I'm working with a data frame that has multiple groups. I want to find the maximum value of a group in one column and then reference the value of another column in that same row in order to populate a new column.
Example:
item group val1 val2
<chr> <dbl> <dbl> <dbl>
1 a 1 1 1
2 b 1 2 3
3 c 1 3 2
4 d 2 1 0
5 e 2 2 1
For each group, I want to take the max Val1 and populate a new column with that row's Val2. So the example would become:
item group val1 val2 val3
<chr> <dbl> <dbl> <dbl> <dbl>
1 a 1 1 1 2
2 b 1 2 3 2
3 c 1 3 2 2
4 d 2 1 0 1
5 e 2 2 1 1
Finding the max of a group is easy but I can't figure out how to reference another value in the row and populate using that instead.
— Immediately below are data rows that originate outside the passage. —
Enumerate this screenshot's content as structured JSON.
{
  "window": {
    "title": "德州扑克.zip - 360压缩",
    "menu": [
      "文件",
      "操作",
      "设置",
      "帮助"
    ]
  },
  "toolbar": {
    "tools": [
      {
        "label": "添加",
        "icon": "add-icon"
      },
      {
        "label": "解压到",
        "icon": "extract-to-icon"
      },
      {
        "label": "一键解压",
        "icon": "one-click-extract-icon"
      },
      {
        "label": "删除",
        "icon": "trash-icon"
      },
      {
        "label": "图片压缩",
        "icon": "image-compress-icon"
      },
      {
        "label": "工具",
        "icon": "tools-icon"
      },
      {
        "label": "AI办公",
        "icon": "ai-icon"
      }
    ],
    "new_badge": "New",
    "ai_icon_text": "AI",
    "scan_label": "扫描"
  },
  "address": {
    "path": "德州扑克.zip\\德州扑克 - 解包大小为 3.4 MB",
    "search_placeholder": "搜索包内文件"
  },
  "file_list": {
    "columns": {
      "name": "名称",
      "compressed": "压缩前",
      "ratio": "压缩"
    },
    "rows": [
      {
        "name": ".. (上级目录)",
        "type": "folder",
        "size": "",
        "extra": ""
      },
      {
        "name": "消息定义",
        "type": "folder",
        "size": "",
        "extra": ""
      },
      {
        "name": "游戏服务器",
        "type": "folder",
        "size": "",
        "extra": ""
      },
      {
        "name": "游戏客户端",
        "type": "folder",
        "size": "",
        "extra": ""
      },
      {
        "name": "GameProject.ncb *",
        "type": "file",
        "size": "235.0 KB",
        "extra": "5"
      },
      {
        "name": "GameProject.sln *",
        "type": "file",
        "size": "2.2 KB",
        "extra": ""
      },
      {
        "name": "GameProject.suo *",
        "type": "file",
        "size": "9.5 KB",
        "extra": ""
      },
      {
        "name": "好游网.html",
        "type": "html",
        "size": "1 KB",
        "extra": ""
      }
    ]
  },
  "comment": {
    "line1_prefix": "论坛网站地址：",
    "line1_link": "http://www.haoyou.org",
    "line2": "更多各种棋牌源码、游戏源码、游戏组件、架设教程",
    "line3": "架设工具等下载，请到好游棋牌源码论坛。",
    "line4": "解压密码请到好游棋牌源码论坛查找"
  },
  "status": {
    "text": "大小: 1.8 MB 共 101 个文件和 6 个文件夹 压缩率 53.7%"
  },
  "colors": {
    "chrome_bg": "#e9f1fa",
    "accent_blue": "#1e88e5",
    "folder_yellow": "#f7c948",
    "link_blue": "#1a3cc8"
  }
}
Been googling all day. This is what I have tried that returns a column of NAs instead of val2 values:
library(tidyverse)
item <- c("a", "b", "c", "d", "e")
group <- c("1", "1", "1", "2", "2")
val1 <- c("1", "2", "3", "1", "2")
val2 <- c("1", "3", "2", "0", "1")
data <- tibble(item = item,
group = group,
val1 = val1,
val2 = val2)
data %>%
group_by(group) %>%
mutate(val3 = max(val1)["val2"]) -> data
Thanks in advance !
CodePudding user response:
You may try
data %>%
group_by(group) %>%
mutate(val3 = val2[which.max(val1)])
item group val1 val2 val3
<chr> <chr> <chr> <chr> <chr>
1 a 1 1 1 2
2 b 1 2 3 2
3 c 1 3 2 2
4 d 2 1 0 1
5 e 2 2 1 1
CodePudding user response:
Untested, but you could give this a try:
data %>%
group_by(group) %>%
mutate(var3, data[data$val1 == max(val1)]$val2) -> data